The James Peters Jr. Residence, situated at 42 Coburg Street in Saint John, is recognized as a Local Historic Place due to its architectural significance, connection to the renowned Loyalist Peters family, and its role as a cultural landmark in the city.
Built around 1827 by the Honourable Charles Jeffrey Peters for his eldest son, James Peters Jr., the residence is closely linked to the Loyalist Peters family and their descendants. Charles J. Peters, New Brunswick’s third Attorney-General in 1828, was the son of James Peters Sr., one of the fifty-five Loyalist Agents who migrated from New England in 1783. James Peters Sr.’s prominence within this group is evident in his Long Island home serving as Sir Guy Carleton’s headquarters. Three generations of the Peters family played significant roles in New Brunswick’s legal profession.
Charles J. Peters commissioned several notable buildings in Saint John, including his own magnificent home on Coburg Street (also known as Peters House, Hatheway House, Knights of Columbus Hall, and Chinese Commerce Centre), multiple residences for his twenty children, and a wooden frame house further up Coburg Street. He was also involved in the committee responsible for building the Court House on King’s Square. The section of Coburg Street between Union Street and Carleton Street was once named Peters’ Hill in their honour.
In the early 19th century, the area surrounding the James Peters Jr. Residence was on the city’s outskirts and situated on elevated ground. Charles’ grand estate once encompassed the entire region. In 1819, he opened Peters Street and sold building lots along it. James Peters Jr. was a distinguished figure in his own right, practicing law and representing his prominent Loyalist family at social events. He was also part of the company that made the first, albeit unsuccessful, attempt to build a suspension bridge across Reversing Falls in 1835.
While living at the property, James Peters Jr. served as the clerk at City Hall. In 1834, he sold the house to merchant John Hammond for £1225, after which it passed through various owners. For an extended period, the residence functioned as a medical facility.
The James Peters Jr. Residence is also celebrated as a unique example of Neoclassical residential architecture in Saint John, dating back to the early post-Loyalist era. It is highly likely that the architect behind this building was John J. Cunningham, who designed the Saint John County Courthouse, completed in 1828 on King’s Square, and later worked in Boston. The house is featured in William S. Pendleton’s 1835 hand-colored lithograph, “The Northern and Eastern Panoramic View of St. John, N.B.”
The residence’s architectural heritage value is significantly enhanced by its distinctive vaulted portico and curved wood and leaded-glass door forming the entrance.

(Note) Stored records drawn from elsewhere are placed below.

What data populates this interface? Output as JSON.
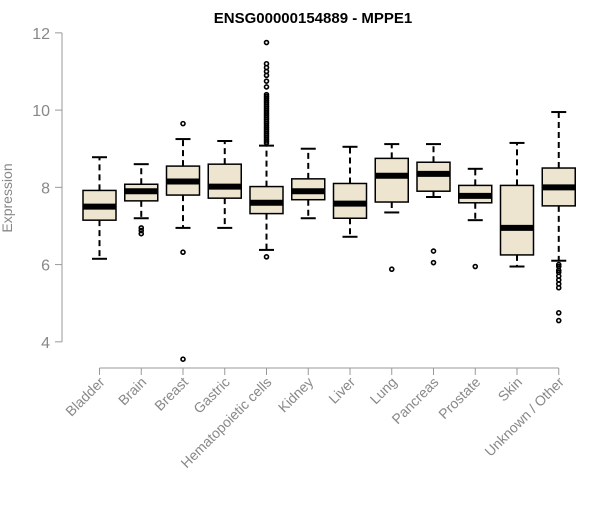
{
  "chart_data": {
    "type": "boxplot",
    "title": "ENSG00000154889 - MPPE1",
    "xlabel": "",
    "ylabel": "Expression",
    "ylim": [
      3.4,
      12.1
    ],
    "yticks": [
      4,
      6,
      8,
      10,
      12
    ],
    "grid": false,
    "colors": {
      "box_fill": "#ede5cf",
      "stroke": "#000000",
      "axis_text": "#888888",
      "title": "#000000"
    },
    "categories": [
      "Bladder",
      "Brain",
      "Breast",
      "Gastric",
      "Hematopoietic cells",
      "Kidney",
      "Liver",
      "Lung",
      "Pancreas",
      "Prostate",
      "Skin",
      "Unknown / Other"
    ],
    "boxes": [
      {
        "category": "Bladder",
        "whisker_low": 6.15,
        "q1": 7.15,
        "median": 7.5,
        "q3": 7.92,
        "whisker_high": 8.78,
        "outliers": []
      },
      {
        "category": "Brain",
        "whisker_low": 7.2,
        "q1": 7.65,
        "median": 7.9,
        "q3": 8.08,
        "whisker_high": 8.6,
        "outliers": [
          6.8,
          6.88,
          6.95
        ]
      },
      {
        "category": "Breast",
        "whisker_low": 6.95,
        "q1": 7.8,
        "median": 8.15,
        "q3": 8.55,
        "whisker_high": 9.25,
        "outliers": [
          3.55,
          6.32,
          9.65
        ]
      },
      {
        "category": "Gastric",
        "whisker_low": 6.95,
        "q1": 7.72,
        "median": 8.02,
        "q3": 8.6,
        "whisker_high": 9.2,
        "outliers": []
      },
      {
        "category": "Hematopoietic cells",
        "whisker_low": 6.38,
        "q1": 7.32,
        "median": 7.6,
        "q3": 8.02,
        "whisker_high": 9.08,
        "outliers": [
          6.2,
          9.15,
          9.2,
          9.25,
          9.3,
          9.35,
          9.4,
          9.45,
          9.5,
          9.55,
          9.6,
          9.65,
          9.7,
          9.75,
          9.8,
          9.85,
          9.9,
          9.95,
          10.0,
          10.05,
          10.1,
          10.15,
          10.2,
          10.25,
          10.3,
          10.35,
          10.4,
          10.6,
          10.75,
          10.9,
          11.0,
          11.1,
          11.2,
          11.75
        ]
      },
      {
        "category": "Kidney",
        "whisker_low": 7.2,
        "q1": 7.68,
        "median": 7.9,
        "q3": 8.22,
        "whisker_high": 9.0,
        "outliers": []
      },
      {
        "category": "Liver",
        "whisker_low": 6.72,
        "q1": 7.2,
        "median": 7.58,
        "q3": 8.1,
        "whisker_high": 9.05,
        "outliers": []
      },
      {
        "category": "Lung",
        "whisker_low": 7.35,
        "q1": 7.62,
        "median": 8.3,
        "q3": 8.75,
        "whisker_high": 9.12,
        "outliers": [
          5.88
        ]
      },
      {
        "category": "Pancreas",
        "whisker_low": 7.75,
        "q1": 7.9,
        "median": 8.35,
        "q3": 8.65,
        "whisker_high": 9.12,
        "outliers": [
          6.05,
          6.35
        ]
      },
      {
        "category": "Prostate",
        "whisker_low": 7.15,
        "q1": 7.6,
        "median": 7.78,
        "q3": 8.05,
        "whisker_high": 8.48,
        "outliers": [
          5.95
        ]
      },
      {
        "category": "Skin",
        "whisker_low": 5.95,
        "q1": 6.25,
        "median": 6.95,
        "q3": 8.05,
        "whisker_high": 9.15,
        "outliers": []
      },
      {
        "category": "Unknown / Other",
        "whisker_low": 6.1,
        "q1": 7.52,
        "median": 8.0,
        "q3": 8.5,
        "whisker_high": 9.95,
        "outliers": [
          4.55,
          4.75,
          5.4,
          5.5,
          5.6,
          5.7,
          5.8,
          5.85,
          5.95,
          6.0
        ]
      }
    ]
  }
}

Its front façade is composed of ashlar masonry using pale yellow sandstone, featuring unique Adamesque motifs above the lintels. The Neoclassical style is showcased through the elegant proportions of a three-ranked façade with low-pitched side gables, quoins, and gable end returns. This stone structure set a high standard for the group of buildings that would eventually line the streetscape along Coburg Street’s incline.